Today, Ontario’s new electricity players are calling for policies, regulations and ratepayer/taxpayer supported subsidies that encourage distributed energy resources or DER. Emerging information technologies and smart controls are linking intermittent wind and solar generation to back up storage batteries and to form microgrids. These investments are promoted as cost-effective ways to reduce Greenhouse Gases, improve resiliency, provide more customer choice e.g., be a “prosumer” (produce, use and sell your own power) and job creating.

Some advocates – multi-national companies, technology developers, financiers and prosumers – see the opportunity to capture a share of the electricity sector’s solid revenue streams. Ontario’s local distribution companies, mostly government-owned, are partnering with the private sector and asking for these activities be deregulated.
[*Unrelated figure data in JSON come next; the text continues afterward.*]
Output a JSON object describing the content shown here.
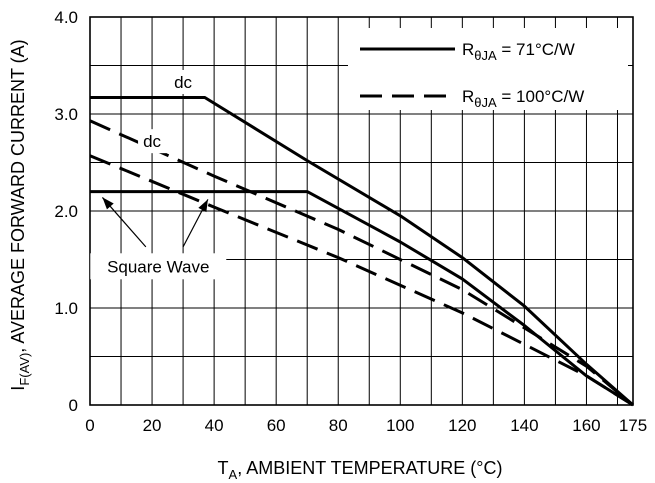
{
  "chart_data": {
    "type": "line",
    "xlabel": "T_A, AMBIENT TEMPERATURE (°C)",
    "xlabel_parts": {
      "main": "T",
      "sub": "A",
      "rest": ", AMBIENT TEMPERATURE (°C)"
    },
    "ylabel": "I_F(AV), AVERAGE FORWARD CURRENT (A)",
    "ylabel_parts": {
      "main": "I",
      "sub": "F(AV)",
      "rest": ", AVERAGE FORWARD CURRENT (A)"
    },
    "xlim": [
      0,
      175
    ],
    "ylim": [
      0,
      4.0
    ],
    "x_ticks": [
      0,
      20,
      40,
      60,
      80,
      100,
      120,
      140,
      160,
      175
    ],
    "x_tick_labels": [
      "0",
      "20",
      "40",
      "60",
      "80",
      "100",
      "120",
      "140",
      "160",
      "175"
    ],
    "y_ticks": [
      0,
      1.0,
      2.0,
      3.0,
      4.0
    ],
    "y_tick_labels": [
      "0",
      "1.0",
      "2.0",
      "3.0",
      "4.0"
    ],
    "grid": true,
    "legend_position": "top-right",
    "legend": [
      {
        "label_main": "R",
        "label_sub": "θJA",
        "label_rest": " = 71°C/W",
        "style": "solid"
      },
      {
        "label_main": "R",
        "label_sub": "θJA",
        "label_rest": " = 100°C/W",
        "style": "dashed"
      }
    ],
    "series": [
      {
        "style": "solid",
        "points": [
          [
            0,
            3.17
          ],
          [
            37,
            3.17
          ],
          [
            70,
            2.52
          ],
          [
            100,
            1.95
          ],
          [
            120,
            1.52
          ],
          [
            140,
            1.02
          ],
          [
            160,
            0.42
          ],
          [
            175,
            0
          ]
        ]
      },
      {
        "style": "solid",
        "points": [
          [
            0,
            2.2
          ],
          [
            70,
            2.2
          ],
          [
            100,
            1.68
          ],
          [
            120,
            1.3
          ],
          [
            140,
            0.82
          ],
          [
            160,
            0.3
          ],
          [
            175,
            0
          ]
        ]
      },
      {
        "style": "dashed",
        "points": [
          [
            0,
            2.93
          ],
          [
            40,
            2.36
          ],
          [
            80,
            1.81
          ],
          [
            120,
            1.19
          ],
          [
            160,
            0.4
          ],
          [
            175,
            0
          ]
        ]
      },
      {
        "style": "dashed",
        "points": [
          [
            0,
            2.57
          ],
          [
            40,
            2.04
          ],
          [
            80,
            1.52
          ],
          [
            120,
            0.95
          ],
          [
            160,
            0.3
          ],
          [
            175,
            0
          ]
        ]
      }
    ],
    "annotations": [
      {
        "text": "dc",
        "x": 30,
        "y": 3.33
      },
      {
        "text": "dc",
        "x": 20,
        "y": 2.72
      },
      {
        "text": "Square Wave",
        "x": 22,
        "y": 1.43
      }
    ],
    "arrows": [
      {
        "from": [
          18,
          1.63
        ],
        "to": [
          4,
          2.14
        ]
      },
      {
        "from": [
          30,
          1.63
        ],
        "to": [
          38,
          2.12
        ]
      }
    ]
  }
}
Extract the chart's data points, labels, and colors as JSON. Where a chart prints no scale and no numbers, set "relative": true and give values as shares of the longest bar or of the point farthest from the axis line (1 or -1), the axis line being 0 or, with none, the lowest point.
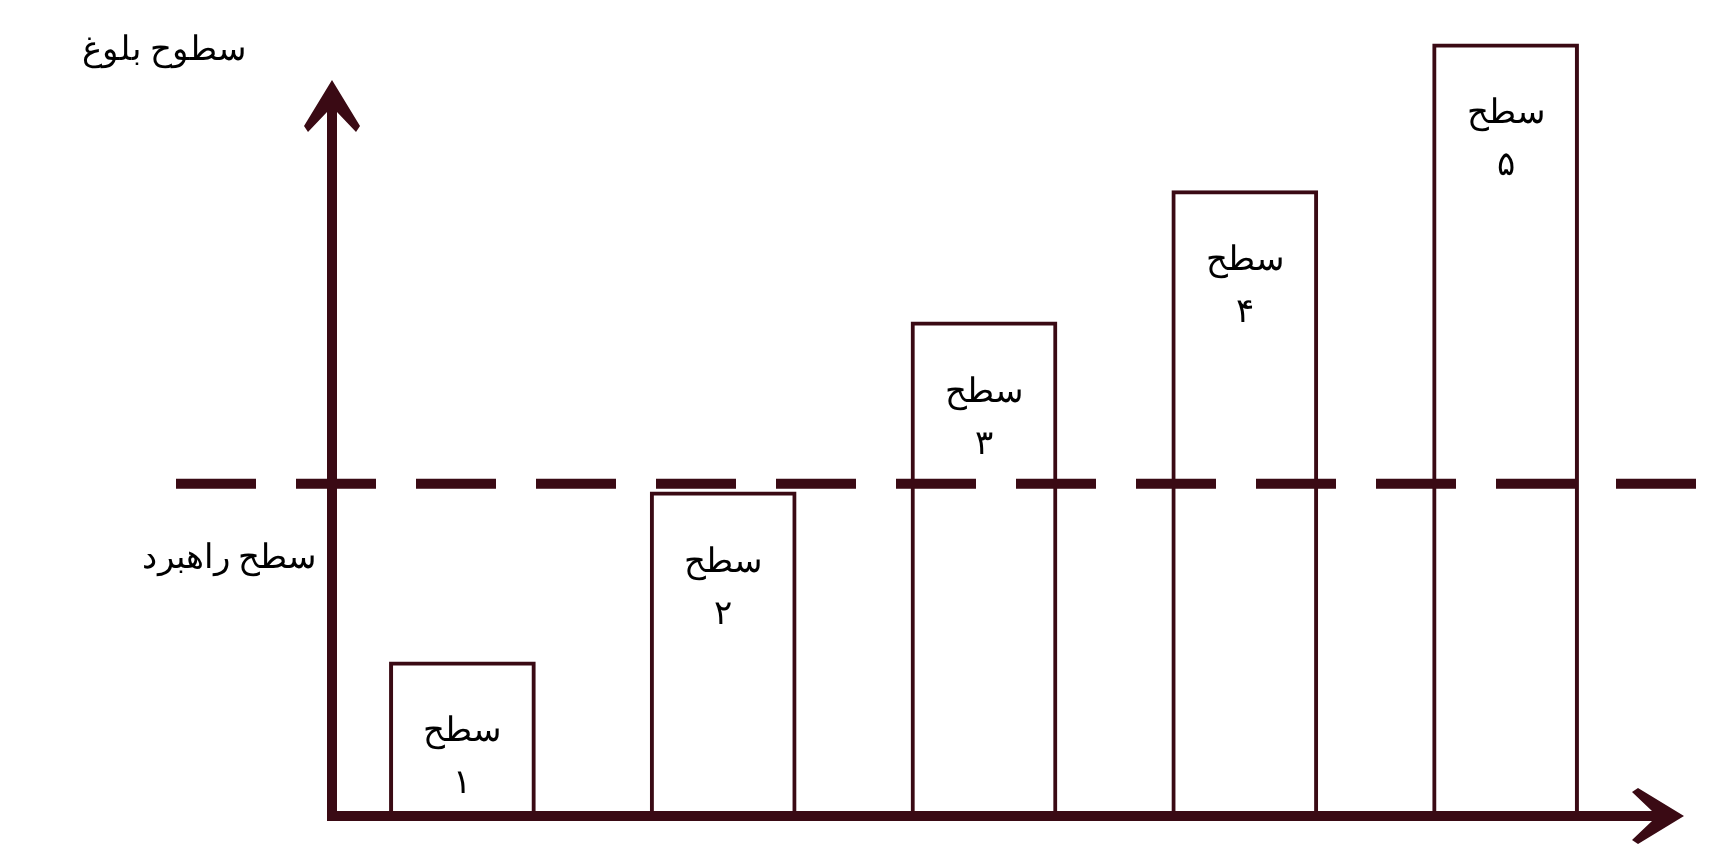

How will the costs and benefits be defined and shared among the consumers and shareholders? Who pays for stranded assets as Ontario’s bulk electricity system is “balkanized” and reconfigured by the new players? Who manages the toxic wastes from millions of solar panels, thousands of wind turbines and unknown numbers of batteries? Will Ontario consumers ultimately pay for what they need and can afford — electricity service “cellphone-type packages”?

Ontario is not California, Denmark or Germany — we have significant low-cost, low-carbon energy in our nuclear and hydroelectric fleet and biomass resources. Based on the facts, the biggest benefits from further electrification of Ontario’s economy result from building new nuclear units, investing in small modular reactors, building our remaining practicable hydro and expanding Thunder Bay Region’s biomass innovation cluster.